Naquele momento, a polícia britânica conduzia grandes operações em busca de possíveis envolvidos em ações terroristas.

Duas semanas antes da morte do brasileiro, em 7 de julho de 2005, extremistas nascidos no Reino Unido detonaram três bombas no metrô e uma em um ônibus no centro de Londres, matando 52 pessoas e ferindo centenas.

Foram os ataques mais letais da história recente da capital britânica.

A operação que resultou na morte de Jean Charles foi marcada por uma sequência de erros.

Policiais faziam campana em um prédio no sul de Londres, à procura de um suspeito de terrorismo. Quando Jean Charles saiu do edifício, os agentes não conseguiram confirmar visualmente sua identidade.

Por ele estar carregando uma mochila, decidiram segui-lo. Jean Charles ainda entrou em dois ônibus, sem ser abordado.

Mais tarde, acessou a estação de metrô e correu em direção ao trem, com pressa para chegar ao trabalho. Os policiais interpretaram que ele havia percebido a perseguição e dispararam assim que chegaram perto dele, já dentro do vagão, sem nenhum aviso.

Nenhum policial envolvido na trágica operação foi punido.

Ao contrário, a responsável geral pela ação, Cressida Dick, acabou sendo promovida diversas vezes, chegando ao cargo de comissária-chefe da Polícia Metropolitana de Londres --o principal posto policial do Reino Unido.

Durante a homenagem desta terça-feira, familiares e amigos também protestaram contra a falta de responsabilização.

Todos vestiam preto, com camisetas pedindo “justiça” e prometendo que Jean Charles jamais será esquecido.

Patricia da Silva Armani, prima do brasileiro, destacou que “ele era um homem completamente inocente.
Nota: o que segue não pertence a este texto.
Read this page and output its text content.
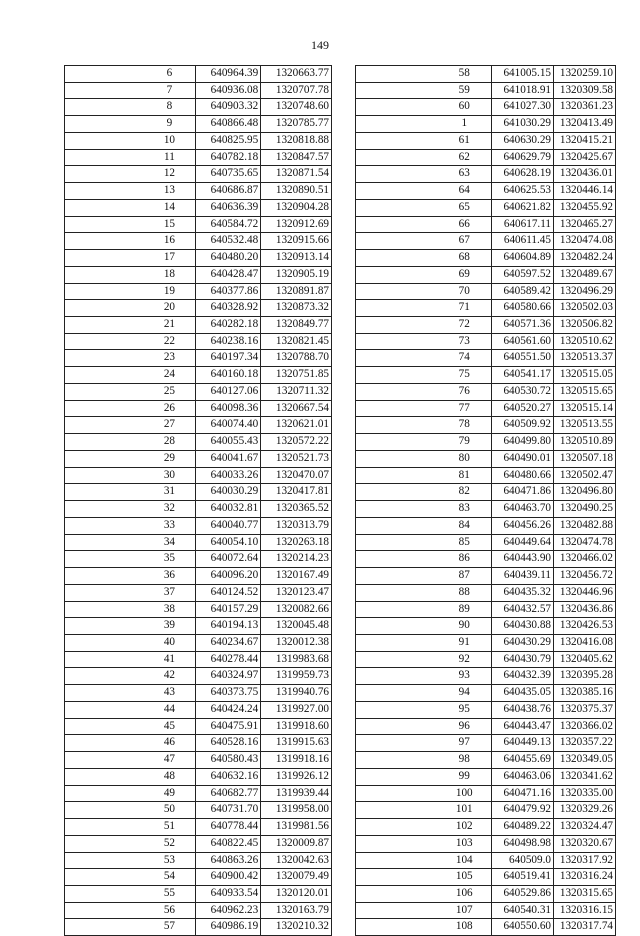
149
	6	640964.39	1320663.77
	7	640936.08	1320707.78
	8	640903.32	1320748.60
	9	640866.48	1320785.77
	10	640825.95	1320818.88
	11	640782.18	1320847.57
	12	640735.65	1320871.54
	13	640686.87	1320890.51
	14	640636.39	1320904.28
	15	640584.72	1320912.69
	16	640532.48	1320915.66
	17	640480.20	1320913.14
	18	640428.47	1320905.19
	19	640377.86	1320891.87
	20	640328.92	1320873.32
	21	640282.18	1320849.77
	22	640238.16	1320821.45
	23	640197.34	1320788.70
	24	640160.18	1320751.85
	25	640127.06	1320711.32
	26	640098.36	1320667.54
	27	640074.40	1320621.01
	28	640055.43	1320572.22
	29	640041.67	1320521.73
	30	640033.26	1320470.07
	31	640030.29	1320417.81
	32	640032.81	1320365.52
	33	640040.77	1320313.79
	34	640054.10	1320263.18
	35	640072.64	1320214.23
	36	640096.20	1320167.49
	37	640124.52	1320123.47
	38	640157.29	1320082.66
	39	640194.13	1320045.48
	40	640234.67	1320012.38
	41	640278.44	1319983.68
	42	640324.97	1319959.73
	43	640373.75	1319940.76
	44	640424.24	1319927.00
	45	640475.91	1319918.60
	46	640528.16	1319915.63
	47	640580.43	1319918.16
	48	640632.16	1319926.12
	49	640682.77	1319939.44
	50	640731.70	1319958.00
	51	640778.44	1319981.56
	52	640822.45	1320009.87
	53	640863.26	1320042.63
	54	640900.42	1320079.49
	55	640933.54	1320120.01
	56	640962.23	1320163.79
	57	640986.19	1320210.32
	58	641005.15	1320259.10
	59	641018.91	1320309.58
	60	641027.30	1320361.23
	1	641030.29	1320413.49
	61	640630.29	1320415.21
	62	640629.79	1320425.67
	63	640628.19	1320436.01
	64	640625.53	1320446.14
	65	640621.82	1320455.92
	66	640617.11	1320465.27
	67	640611.45	1320474.08
	68	640604.89	1320482.24
	69	640597.52	1320489.67
	70	640589.42	1320496.29
	71	640580.66	1320502.03
	72	640571.36	1320506.82
	73	640561.60	1320510.62
	74	640551.50	1320513.37
	75	640541.17	1320515.05
	76	640530.72	1320515.65
	77	640520.27	1320515.14
	78	640509.92	1320513.55
	79	640499.80	1320510.89
	80	640490.01	1320507.18
	81	640480.66	1320502.47
	82	640471.86	1320496.80
	83	640463.70	1320490.25
	84	640456.26	1320482.88
	85	640449.64	1320474.78
	86	640443.90	1320466.02
	87	640439.11	1320456.72
	88	640435.32	1320446.96
	89	640432.57	1320436.86
	90	640430.88	1320426.53
	91	640430.29	1320416.08
	92	640430.79	1320405.62
	93	640432.39	1320395.28
	94	640435.05	1320385.16
	95	640438.76	1320375.37
	96	640443.47	1320366.02
	97	640449.13	1320357.22
	98	640455.69	1320349.05
	99	640463.06	1320341.62
	100	640471.16	1320335.00
	101	640479.92	1320329.26
	102	640489.22	1320324.47
	103	640498.98	1320320.67
	104	640509.0	1320317.92
	105	640519.41	1320316.24
	106	640529.86	1320315.65
	107	640540.31	1320316.15
	108	640550.60	1320317.74
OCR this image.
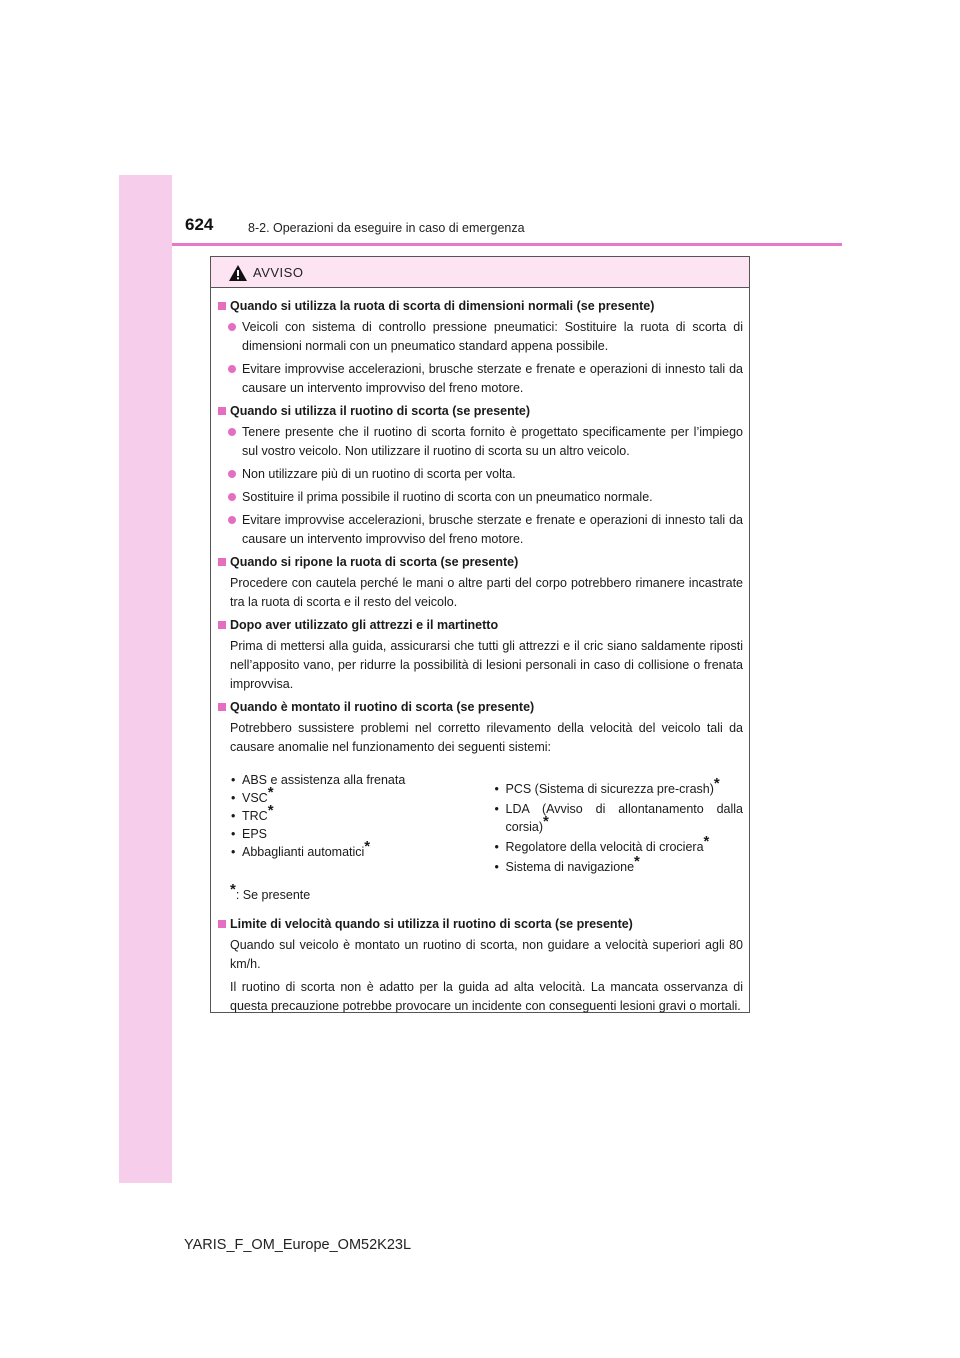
624	8-2. Operazioni da eseguire in caso di emergenza
AVVISO
Quando si utilizza la ruota di scorta di dimensioni normali (se presente)
Veicoli con sistema di controllo pressione pneumatici: Sostituire la ruota di scorta di dimensioni normali con un pneumatico standard appena possibile.
Evitare improvvise accelerazioni, brusche sterzate e frenate e operazioni di innesto tali da causare un intervento improvviso del freno motore.
Quando si utilizza il ruotino di scorta (se presente)
Tenere presente che il ruotino di scorta fornito è progettato specificamente per l’impiego sul vostro veicolo. Non utilizzare il ruotino di scorta su un altro veicolo.
Non utilizzare più di un ruotino di scorta per volta.
Sostituire il prima possibile il ruotino di scorta con un pneumatico normale.
Evitare improvvise accelerazioni, brusche sterzate e frenate e operazioni di innesto tali da causare un intervento improvviso del freno motore.
Quando si ripone la ruota di scorta (se presente)
Procedere con cautela perché le mani o altre parti del corpo potrebbero rimanere incastrate tra la ruota di scorta e il resto del veicolo.
Dopo aver utilizzato gli attrezzi e il martinetto
Prima di mettersi alla guida, assicurarsi che tutti gli attrezzi e il cric siano saldamente riposti nell’apposito vano, per ridurre la possibilità di lesioni personali in caso di collisione o frenata improvvisa.
Quando è montato il ruotino di scorta (se presente)
Potrebbero sussistere problemi nel corretto rilevamento della velocità del veicolo tali da causare anomalie nel funzionamento dei seguenti sistemi:
• ABS e assistenza alla frenata
• VSC*
• TRC*
• EPS
• Abbaglianti automatici*
• PCS (Sistema di sicurezza pre-crash)*
• LDA (Avviso di allontanamento dalla corsia)*
• Regolatore della velocità di crociera*
• Sistema di navigazione*
*: Se presente
Limite di velocità quando si utilizza il ruotino di scorta (se presente)
Quando sul veicolo è montato un ruotino di scorta, non guidare a velocità superiori agli 80 km/h.
Il ruotino di scorta non è adatto per la guida ad alta velocità. La mancata osservanza di questa precauzione potrebbe provocare un incidente con conseguenti lesioni gravi o mortali.
YARIS_F_OM_Europe_OM52K23L
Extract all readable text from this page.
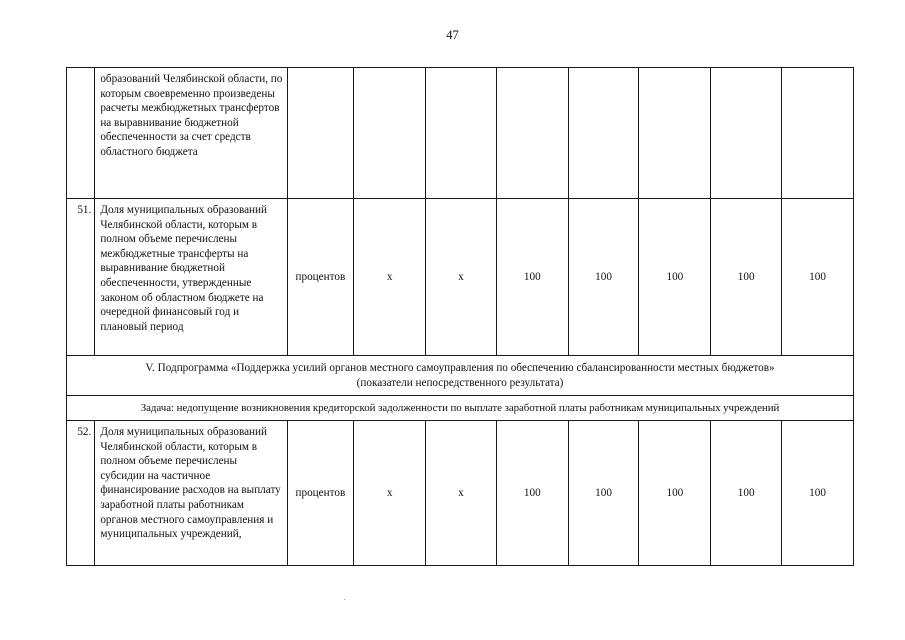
47
	образований Челябинской области, по которым своевременно произведены расчеты межбюджетных трансфертов на выравнивание бюджетной обеспеченности за счет средств областного бюджета								
51.	Доля муниципальных образований Челябинской области, которым в полном объеме перечислены межбюджетные трансферты на выравнивание бюджетной обеспеченности, утвержденные законом об областном бюджете на очередной финансовый год и плановый период	процентов	x	x	100	100	100	100	100

V. Подпрограмма «Поддержка усилий органов местного самоуправления по обеспечению сбалансированности местных бюджетов»
(показатели непосредственного результата)									

Задача: недопущение возникновения кредиторской задолженности по выплате заработной платы работникам муниципальных учреждений									
52.	Доля муниципальных образований Челябинской области, которым в полном объеме перечислены субсидии на частичное финансирование расходов на выплату заработной платы работникам органов местного самоуправления и муниципальных учреждений,	процентов	x	x	100	100	100	100	100
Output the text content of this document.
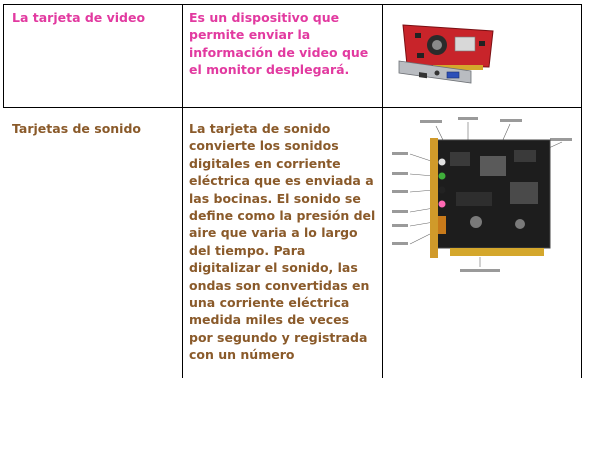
La tarjeta de video	Es un dispositivo que permite enviar la información de video que el monitor desplegará.
Tarjetas de sonido	La tarjeta de sonido convierte los sonidos digitales en corriente eléctrica que es enviada a las bocinas. El sonido se define como la presión del aire que varia a lo largo del tiempo. Para digitalizar el sonido, las ondas son convertidas en una corriente eléctrica medida miles de veces por segundo y registrada con un número
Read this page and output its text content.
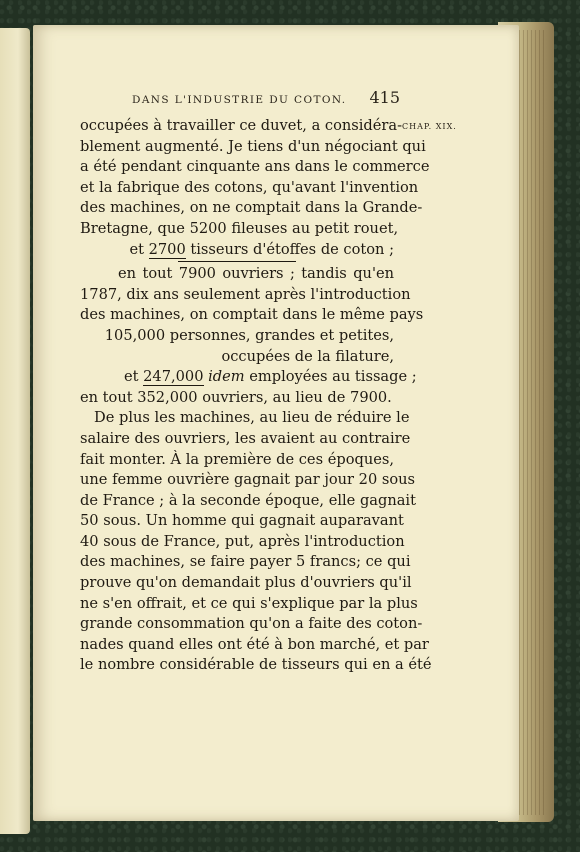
DANS L'INDUSTRIE DU COTON. 415
CHAP. XIX.
occupées à travailler ce duvet, a considéra-
blement augmenté. Je tiens d'un négociant qui
a été pendant cinquante ans dans le commerce
et la fabrique des cotons, qu'avant l'invention
des machines, on ne comptait dans la Grande-
Bretagne, que 5200 fileuses au petit rouet,
et 2700 tisseurs d'étoffes de coton ;
en tout 7900 ouvriers ; tandis qu'en
1787, dix ans seulement après l'introduction
des machines, on comptait dans le même pays
105,000 personnes, grandes et petites,
occupées de la filature,
et 247,000 idem employées au tissage ;
en tout 352,000 ouvriers, au lieu de 7900.
De plus les machines, au lieu de réduire le
salaire des ouvriers, les avaient au contraire
fait monter. À la première de ces époques,
une femme ouvrière gagnait par jour 20 sous
de France ; à la seconde époque, elle gagnait
50 sous. Un homme qui gagnait auparavant
40 sous de France, put, après l'introduction
des machines, se faire payer 5 francs; ce qui
prouve qu'on demandait plus d'ouvriers qu'il
ne s'en offrait, et ce qui s'explique par la plus
grande consommation qu'on a faite des coton-
nades quand elles ont été à bon marché, et par
le nombre considérable de tisseurs qui en a été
E, no entanto, foi baleado a sangue frio.”

“Nada pode apagar a dor de saber que a vida de um jovem trabalhador, gentil e honesto nos foi tirada por preconceito e incompetência. Até hoje, nenhum policial foi responsabilizado pela morte de Jean. Isso é uma farsa”, afirmou.

Segundo ela, “é inaceitável que agentes do Estado possam agir impunemente. Sem responsabilização, não há justiça.”

Em entrevista à CNN, Patrícia contou ter feito uma promessa logo após a tragédia: todos os dias 22 de julho ela estaria em frente à estação onde o primo foi morto, em homenagem a ele e como símbolo de resistência.